Important though humanitarian assistance will remain, it is justice rather than charity that is needed most around the world. The sustainable development goals negotiated by UN member states were underpinned by the principle of ‘universality’, the simple recognition that we are all the same. What people need, want and have a right to is the same in Uganda as in the UK.
In middle-income countries, where vast numbers of the world’s poorest people still live, inequality has too often surged. Just as in the UK we demand and deserve investment in our NHS and our schools, the future of many of the world’s poorest people depends increasingly not on food parcels handed out by foreigners, but on universal, quality public services and the power of civil society to win change.
That is why Britain’s next international development strategy must unequivocally back citizens, activists, social movements, trade unions and faith groups fighting for change where they are.
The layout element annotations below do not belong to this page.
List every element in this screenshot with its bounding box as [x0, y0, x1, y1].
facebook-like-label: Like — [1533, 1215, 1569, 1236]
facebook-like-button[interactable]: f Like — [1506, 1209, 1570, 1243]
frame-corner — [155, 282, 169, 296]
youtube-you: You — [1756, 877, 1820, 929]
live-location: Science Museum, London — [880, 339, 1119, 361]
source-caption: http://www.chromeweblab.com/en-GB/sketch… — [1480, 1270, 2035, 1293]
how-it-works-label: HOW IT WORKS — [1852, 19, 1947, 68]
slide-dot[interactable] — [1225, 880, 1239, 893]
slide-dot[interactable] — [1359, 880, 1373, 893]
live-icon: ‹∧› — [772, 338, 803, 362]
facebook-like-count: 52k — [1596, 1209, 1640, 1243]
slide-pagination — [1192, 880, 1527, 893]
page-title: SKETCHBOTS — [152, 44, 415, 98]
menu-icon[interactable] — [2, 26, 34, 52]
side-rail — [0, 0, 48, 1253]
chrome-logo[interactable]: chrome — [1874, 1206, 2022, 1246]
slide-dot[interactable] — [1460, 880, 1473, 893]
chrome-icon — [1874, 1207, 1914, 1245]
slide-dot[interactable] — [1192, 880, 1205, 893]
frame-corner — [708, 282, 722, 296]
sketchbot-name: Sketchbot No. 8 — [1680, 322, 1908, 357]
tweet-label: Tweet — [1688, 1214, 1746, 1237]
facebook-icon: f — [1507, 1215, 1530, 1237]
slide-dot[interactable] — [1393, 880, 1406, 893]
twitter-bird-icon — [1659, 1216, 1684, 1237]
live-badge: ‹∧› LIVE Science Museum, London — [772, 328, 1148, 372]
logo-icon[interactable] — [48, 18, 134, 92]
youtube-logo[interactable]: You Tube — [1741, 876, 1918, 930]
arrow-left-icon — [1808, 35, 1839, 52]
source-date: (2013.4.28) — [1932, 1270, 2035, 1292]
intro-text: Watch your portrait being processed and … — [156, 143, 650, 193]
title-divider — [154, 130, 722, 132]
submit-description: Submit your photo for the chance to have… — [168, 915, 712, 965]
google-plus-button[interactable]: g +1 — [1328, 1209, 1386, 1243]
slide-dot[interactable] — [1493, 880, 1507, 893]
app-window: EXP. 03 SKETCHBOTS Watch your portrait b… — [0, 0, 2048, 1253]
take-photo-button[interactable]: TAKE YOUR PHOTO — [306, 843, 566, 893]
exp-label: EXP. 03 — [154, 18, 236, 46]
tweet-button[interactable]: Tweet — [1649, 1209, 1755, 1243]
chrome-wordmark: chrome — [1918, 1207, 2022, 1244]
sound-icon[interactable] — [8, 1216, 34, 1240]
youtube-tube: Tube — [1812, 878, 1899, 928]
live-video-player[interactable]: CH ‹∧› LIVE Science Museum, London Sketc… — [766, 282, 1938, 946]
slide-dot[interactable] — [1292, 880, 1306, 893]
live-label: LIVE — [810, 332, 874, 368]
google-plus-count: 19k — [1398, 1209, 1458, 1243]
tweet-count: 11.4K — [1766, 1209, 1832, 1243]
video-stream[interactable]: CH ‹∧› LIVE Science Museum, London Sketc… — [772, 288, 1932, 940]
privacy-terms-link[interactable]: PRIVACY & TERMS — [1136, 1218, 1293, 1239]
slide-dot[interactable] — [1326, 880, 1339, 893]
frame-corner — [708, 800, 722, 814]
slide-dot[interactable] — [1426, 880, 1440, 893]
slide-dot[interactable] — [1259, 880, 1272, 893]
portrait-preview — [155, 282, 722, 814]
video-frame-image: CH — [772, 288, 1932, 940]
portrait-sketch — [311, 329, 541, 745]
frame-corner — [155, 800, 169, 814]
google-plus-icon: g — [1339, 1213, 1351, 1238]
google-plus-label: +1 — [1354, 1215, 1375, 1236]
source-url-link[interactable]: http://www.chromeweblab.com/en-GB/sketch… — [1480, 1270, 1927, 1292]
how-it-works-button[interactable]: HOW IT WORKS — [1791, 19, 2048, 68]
How we do development must change.
Yet the Conservatives cut funding to civil society in Britain and the Global South. Where the Conservatives promise only aid and charity to women and girls, Labour will get resources, support and protection to the women’s rights activists fighting for gender equality and transforming their own societies.
We must back the British people’s demands for global justice, especially on issues like climate change and vaccine equity. As with the movement for tax, trade and debt justice in the early 2000s, Britain’s positive impact on the world is at its greatest when government works in tune with the British public.
For social democrats across Europe, bringing to life a different way of doing development, fit for the challenges of the coming 25 years, may sound daunting. But we can learn from and work with each other. In Germany, the Social Democratic Party’s new government brought together climate and development into one single, powerful department. Together, centre-left governments will soon face the challenge at the UN of negotiating what succeeds the 2030 sustainable development goals.
As we look ahead, the power of cooperation is unmistakable. We can choose to turn to each other when confronted with global crises, rather than inwards. We can choose to renew and update the world’s approach to international development, learning from each other. We can and must address the world’s biggest challenges. In the UK, under Keir Starmer, Labour is again ready to play its part.
This essay first appeared in the Fabian Society collection Enduring Values: How Progressives Across Europe Can Win.